必須: はい。TLS 証明書または PSK パラメータが定義されている場合(unencrypted 接続でも); それ以外の場合はいいえ
TLSCRLFile
失効した証明書を含むファイルのフルパスを指定します。 このパラメーターは、Zabbixコンポーネント間の暗号化通信に使用されます。
TLSKeyFile
Zabbixコンポーネント間の暗号化通信に使用される、エージェントの秘密鍵を含むファイルの完全なパス名を指定します。
TLSPSKFile
エージェントの事前共有鍵を含むファイルの完全なパス名を指定します。この鍵は、Zabbixサーバーまたはプロキシとの暗号化通信に使用されます。
TLSPSKIdentity
Zabbixサーバーまたはプロキシとの暗号化通信に使用する、事前共有鍵のID文字列を指定します。
TLSServerCertIssuer
許可するサーバー(プロキシ)証明書の発行者を指定します。
TLSServerCertSubject
許可するサーバー(プロキシ)証明書のサブジェクトを指定します。
UnsafeUserParameters
ユーザー定義パラメータの引数に、すべての文字を渡せるようにします。
次の文字は使用できません: \ ' " ` * ? [ ] { } \~ $ ! & ; ( ) < > | # @ %
さらに、改行文字も使用できません。
デフォルト: 0
値: 0 - 許可しない、1 - 許可する
ユーザー
システム上に存在する特定のユーザーに権限を下げます。

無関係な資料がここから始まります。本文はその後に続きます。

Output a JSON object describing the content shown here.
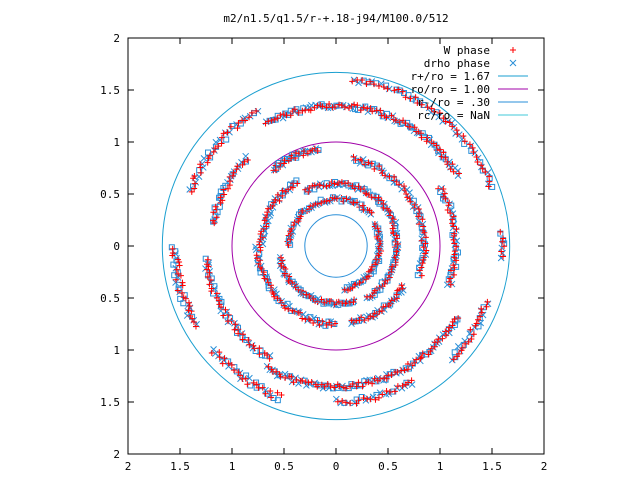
{
  "chart_data": {
    "type": "scatter",
    "title": "m2/n1.5/q1.5/r-+.18-j94/M100.0/512",
    "xlabel": "",
    "ylabel": "",
    "xlim": [
      2,
      -2
    ],
    "ylim": [
      -2,
      2
    ],
    "x_ticks": [
      {
        "value": 2,
        "label": "2"
      },
      {
        "value": 1.5,
        "label": "1.5"
      },
      {
        "value": 1,
        "label": "1"
      },
      {
        "value": 0.5,
        "label": "0.5"
      },
      {
        "value": 0,
        "label": "0"
      },
      {
        "value": -0.5,
        "label": "0.5"
      },
      {
        "value": -1,
        "label": "1"
      },
      {
        "value": -1.5,
        "label": "1.5"
      },
      {
        "value": -2,
        "label": "2"
      }
    ],
    "y_ticks": [
      {
        "value": 2,
        "label": "2"
      },
      {
        "value": 1.5,
        "label": "1.5"
      },
      {
        "value": 1,
        "label": "1"
      },
      {
        "value": 0.5,
        "label": "0.5"
      },
      {
        "value": 0,
        "label": "0"
      },
      {
        "value": -0.5,
        "label": "0.5"
      },
      {
        "value": -1,
        "label": "1"
      },
      {
        "value": -1.5,
        "label": "1.5"
      },
      {
        "value": -2,
        "label": "2"
      }
    ],
    "grid": false,
    "legend_position": "top-right",
    "series": [
      {
        "name": "W phase",
        "kind": "points",
        "marker": "plus",
        "color": "#ff0000"
      },
      {
        "name": "drho phase",
        "kind": "points",
        "marker": "cross",
        "color": "#2a8fd8"
      },
      {
        "name": "r+/ro = 1.67",
        "kind": "circle",
        "radius": 1.67,
        "color": "#1a9fd0"
      },
      {
        "name": "ro/ro = 1.00",
        "kind": "circle",
        "radius": 1.0,
        "color": "#a000a8"
      },
      {
        "name": "r-/ro = .30",
        "kind": "circle",
        "radius": 0.3,
        "color": "#2a8fd8"
      },
      {
        "name": "rc/ro = NaN",
        "kind": "circle",
        "radius": null,
        "color": "#40c8d8"
      }
    ],
    "point_bands": [
      {
        "r": 1.6,
        "a0": 95,
        "a1": 160,
        "n": 40,
        "j": 0.05
      },
      {
        "r": 1.6,
        "a0": 175,
        "a1": 185,
        "n": 6,
        "j": 0.04
      },
      {
        "r": 1.55,
        "a0": 200,
        "a1": 225,
        "n": 18,
        "j": 0.06
      },
      {
        "r": 1.5,
        "a0": 240,
        "a1": 270,
        "n": 20,
        "j": 0.06
      },
      {
        "r": 1.55,
        "a0": 290,
        "a1": 320,
        "n": 22,
        "j": 0.07
      },
      {
        "r": 1.55,
        "a0": 330,
        "a1": 360,
        "n": 24,
        "j": 0.07
      },
      {
        "r": 1.5,
        "a0": 20,
        "a1": 60,
        "n": 26,
        "j": 0.06
      },
      {
        "r": 1.35,
        "a0": 60,
        "a1": 150,
        "n": 70,
        "j": 0.05
      },
      {
        "r": 1.35,
        "a0": 210,
        "a1": 300,
        "n": 70,
        "j": 0.05
      },
      {
        "r": 1.25,
        "a0": 300,
        "a1": 355,
        "n": 35,
        "j": 0.05
      },
      {
        "r": 1.2,
        "a0": 10,
        "a1": 45,
        "n": 22,
        "j": 0.05
      },
      {
        "r": 1.15,
        "a0": 150,
        "a1": 200,
        "n": 30,
        "j": 0.05
      },
      {
        "r": 0.95,
        "a0": 50,
        "a1": 80,
        "n": 20,
        "j": 0.05
      },
      {
        "r": 0.85,
        "a0": 100,
        "a1": 200,
        "n": 45,
        "j": 0.05
      },
      {
        "r": 0.75,
        "a0": 210,
        "a1": 260,
        "n": 25,
        "j": 0.05
      },
      {
        "r": 0.75,
        "a0": 270,
        "a1": 360,
        "n": 40,
        "j": 0.05
      },
      {
        "r": 0.72,
        "a0": 0,
        "a1": 60,
        "n": 28,
        "j": 0.05
      },
      {
        "r": 0.6,
        "a0": 60,
        "a1": 160,
        "n": 40,
        "j": 0.04
      },
      {
        "r": 0.58,
        "a0": 160,
        "a1": 240,
        "n": 32,
        "j": 0.04
      },
      {
        "r": 0.55,
        "a0": 250,
        "a1": 350,
        "n": 38,
        "j": 0.04
      },
      {
        "r": 0.45,
        "a0": 0,
        "a1": 140,
        "n": 40,
        "j": 0.04
      },
      {
        "r": 0.42,
        "a0": 150,
        "a1": 260,
        "n": 34,
        "j": 0.04
      }
    ]
  }
}
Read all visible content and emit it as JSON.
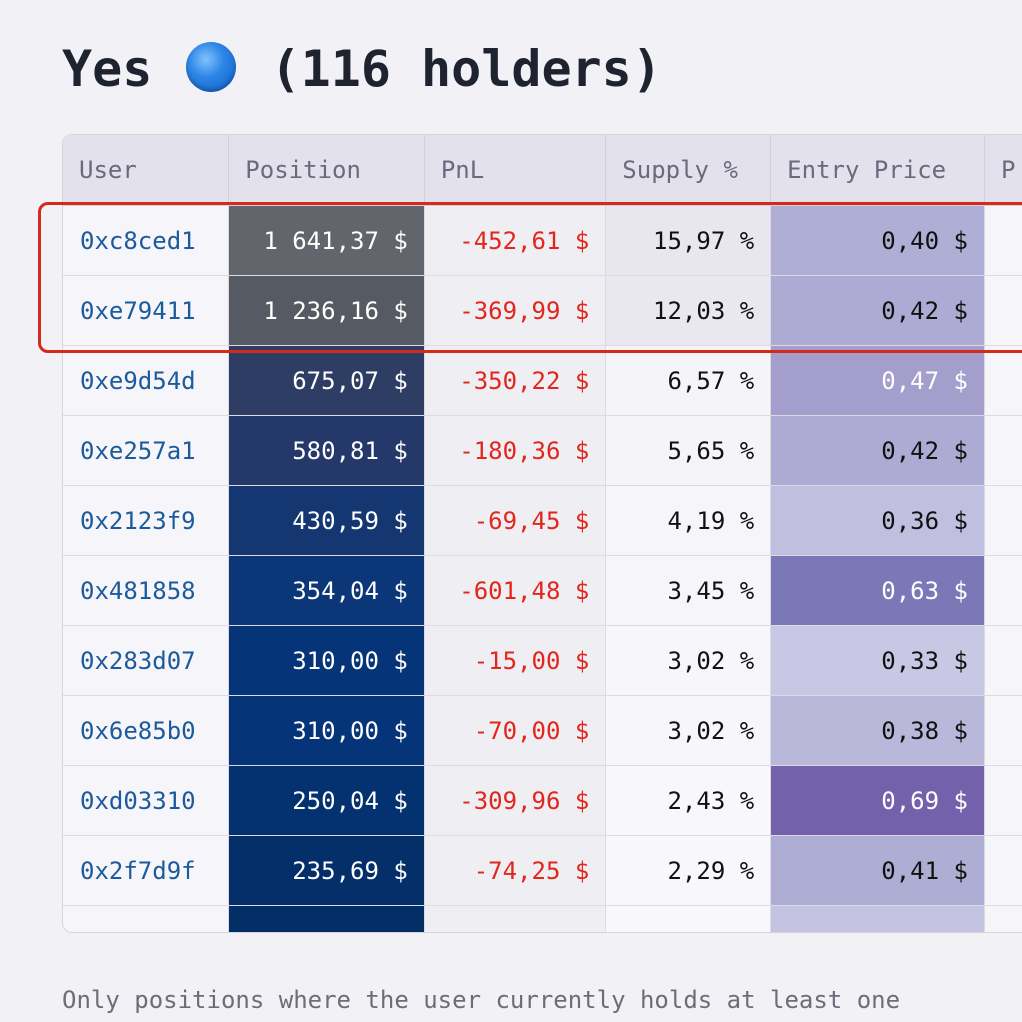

root として実行され、AllowRoot が無効になっている場合にのみ有効です。
デフォルト: zabbix
UserParameter
監視するユーザー定義パラメーターを指定します。
ユーザー定義パラメーターは複数指定できます。
形式: UserParameter=<key>,<shell command>
なお、シェルコマンドは空文字列または EOL のみを返してはなりません。
UserParameterDir パラメーターが指定されている場合、シェルコマンドには相対パスを使用できます。
例:
UserParameter=system.test,who|wc -l
UserParameter=check_cpu,./custom_script.sh
UserParameterDir
UserParameter コマンドのデフォルトの検索パスを指定します。
使用すると、エージェントはコマンドを実行する前に、作業ディレクトリをここで指定したディレクトリに変更します。
これにより、UserParameter コマンドでは完全なパスの代わりに、相対的な ./ プレフィックスを使用できます。
指定できるエントリは 1 つだけです。